Better off. Still, Jerusalem Palestinians are voting with their feet. Thousands who had left for West Bank jobs have moved back to the city out of fear of being denied re-entry, causing rents on the capital's Arab side to nearly triple in the past few years. While the population, overall, is certainly poor by Israeli standards, it is far better off economically than Palestinians in the West Bank, not to mention those in Gaza, whose economy is a humanitarian disaster. Furthermore, in return for the taxes they pay to Israel, Arabs in Jerusalem receive healthcare and social benefits., including monthly child allowances. And if Israeli police tend to be overly suspicious or worse toward Jerusalem's Arab population, they also tend to know their limits. A Palestinian bystander in Gaza is liable to be killed by a Fatah gunman, a Hamas gunman or an Israeli-fired missile; a Palestinian bystander in Jerusalem is extremely unlikely to be killed by anyone. Notes the local attorney: "The saying you hear [from Arabs] in the city now is 'Give me hell in Jerusalem over paradise in the PA.'"

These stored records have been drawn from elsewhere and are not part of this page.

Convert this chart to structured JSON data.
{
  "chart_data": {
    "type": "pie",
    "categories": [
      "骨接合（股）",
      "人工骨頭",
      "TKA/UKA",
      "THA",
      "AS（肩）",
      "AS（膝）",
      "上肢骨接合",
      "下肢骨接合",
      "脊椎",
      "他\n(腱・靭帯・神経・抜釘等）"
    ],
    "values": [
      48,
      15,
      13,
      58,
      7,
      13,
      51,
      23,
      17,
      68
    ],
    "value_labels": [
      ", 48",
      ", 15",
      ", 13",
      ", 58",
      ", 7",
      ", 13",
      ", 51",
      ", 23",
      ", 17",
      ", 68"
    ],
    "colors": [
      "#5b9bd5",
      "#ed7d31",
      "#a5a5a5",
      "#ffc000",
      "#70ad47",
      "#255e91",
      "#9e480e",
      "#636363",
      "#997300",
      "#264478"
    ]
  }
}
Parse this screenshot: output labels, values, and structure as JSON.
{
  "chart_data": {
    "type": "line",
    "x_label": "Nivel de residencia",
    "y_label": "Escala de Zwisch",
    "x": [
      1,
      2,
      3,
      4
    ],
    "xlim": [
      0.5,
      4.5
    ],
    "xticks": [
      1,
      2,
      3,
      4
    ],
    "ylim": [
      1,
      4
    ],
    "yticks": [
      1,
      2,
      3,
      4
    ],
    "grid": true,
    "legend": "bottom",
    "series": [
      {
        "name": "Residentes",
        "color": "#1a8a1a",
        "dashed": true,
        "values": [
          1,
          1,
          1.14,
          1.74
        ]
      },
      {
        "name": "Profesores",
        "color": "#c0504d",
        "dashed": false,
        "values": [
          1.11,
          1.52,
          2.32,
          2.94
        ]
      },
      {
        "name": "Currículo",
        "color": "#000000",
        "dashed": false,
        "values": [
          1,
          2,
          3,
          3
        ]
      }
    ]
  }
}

Despite their abiding Palestinian national identity and resentment of Israel, many local Arabs are coming to terms with Israeli sovereignty. They are reporting crimes to Israeli police in greater numbers. There is also a big shift in the schools away from the PA-approved curriculum to the one approved by Israel--at the insistence of Jerusalem Arab parents. Ayman Gbara, an Arab high school principal in Beit Safafa, a neighborhood just across the security fence from Bethlehem, says the shift is happening at his school because parents see that their children are physically barred from going to the West Bank to attend college, so they want their kids to have a high school diploma that can get them into an Israeli college in Jerusalem. "Twelve, 15 years ago, this was considered to be like treason," says Gbara. "Today, it's considered to be acceptable, even advisable."

For 40 years, conventional wisdom has held that, for Israeli-Palestinian peace, Jerusalem has to be redivided roughly, if not exactly, along the border that existed before the Six-Day War. For all this time, Israel has been hard at work trying to change that perception. Now, on the other side of that old prewar border, Israel has gained untold numbers of silent, resigned supporters for its cause.